Scheepvaartverkeerswet bevoegd is tot het nemen van de in die wet bedoelde verkeersbesluiten

ter regeling van het scheepvaartverkeer op de provinciale vaarwegen;

 

dat van de Delftse Schie tussen Delft en Rotterdam door het beroepsvaart intensief gebruik wordt gemaakt;

 

dat veel beroepsvaart het ligplaatsvak, aan de westelijke oever van de Delftse Schie tussen hmp. km 32.33 en km 32.57 gebruikt om te overnachten;

 

dat in de omgeving van dit ligplaatsvak behoefte is aan een autoafzetplaats voor de beroepsvaart;

 

dat uit overleg met gemeente Delft en Koninklijke BLN Schuttevaer is gebleken dat de meest geschikte locatie voor een autoafzetplaats zicht bevindt langs de westelijke oever van de Delftse Schie tussen de hmp. 32.22 en 32.24;

 

dat deze locatie is gelegen tegenover de Nieuwe Haven welke tevens fungeert als zwaaiplaats voor de beroepsvaart;

 

dat het gebruik van de autoafzetplaats geen belemmering hoeft te vormen voor de schepen die gebruik maken van de zwaaiplaats om te maneuvreren;

 

dat voor het gebruik van de autoafzetplaats een uitzondering moet worden gemaakt van het geldende verbod;

 

dat ter voorbereiding op het onderhavige besluit uitvoering is gegeven aan het bepaalde in artikel 6 van het Besluit administratieve bepalingen scheepvaartverkeer;

 

dat deze regeling bedoeld is in het belang van het verzekeren van de veiligheid en het vlotte verloop van het scheepvaartverkeer door de Delftse Schie te Delft;

 

dat gelet op het bepaalde in de Scheepvaartverkeerswet, het Binnenvaartpolitiereglement (BPR), het Besluit administratieve bepalingen scheepvaartverkeer, alsmede het door hun college vastgestelde Mandaatbesluit van Gedeputeerde Staten voor de provinciale organisatie 2019;

 

 

BESLUITEN:

 

  • I.

    het volgende verkeersbesluit te nemen, in belang van het verzekeren van de veiligheid en het vlotte verloop van het scheepvaartverkeer; het in stand houden van scheepvaartwegen en het waarborgen van de bruikbaarheid daarvan op de Delftse Schie, door het plaatsen van het onderstaande verkeersteken, zoals bedoeld in bijlage 7 van het Binnenvaartpolitiereglement:

    • 1.

      aanwijzingstekens E.7.1 aan de westelijke oever van de Delftse Schie, ter hoogte van hmp.32.23, inhoudende een toestemming te meren voor het onmiddellijk van of aan boord zetten van een auto;

    • 2.

      aanvullende aanduiding F.3 onder het verbodstekens A.5 (verboden ligplaats in te nemen) aan de westelijke oever van de Delftse Schie, ter hoogte van hmp. 32.24, voorzien van de tekst ‘M.u.v. kort afmeren t.b.v. autoafzetplaats’;

 

  • II.

    dit besluit ter openbare kennis te brengen door plaatsing in het Provinciaal Blad van Zuid-Holland;

 

 

  • III.

    dit besluit ter kennisneming te zenden aan:

    • a.

      Koninklijke BLN-Schuttevaer, Scheepmakerij 320, 3331 MC Zwijndrecht;

    • b.

      Gemeente Delft, t.a.v. mevr.
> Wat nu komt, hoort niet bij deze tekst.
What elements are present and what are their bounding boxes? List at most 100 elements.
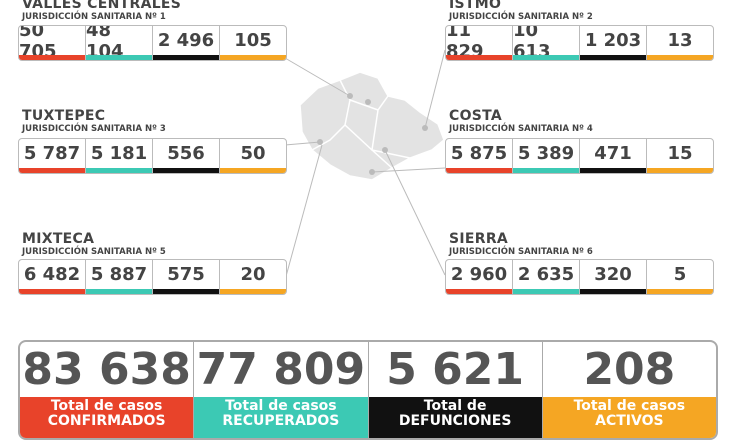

K. Timmermans, postbus 78, 2600 ME, Delft,

    • c.

      Politie Haaglanden, postbus 264, 2501 CG, Den Haag;

    • d.

      Hoogheemraadschap van Delfland, postbus 3061, 2601 DB, Delft;

    • e.

      Rijkswaterstaat, water verkeer en leefomgeving, postbus 2232, 3500 GE, Utrecht.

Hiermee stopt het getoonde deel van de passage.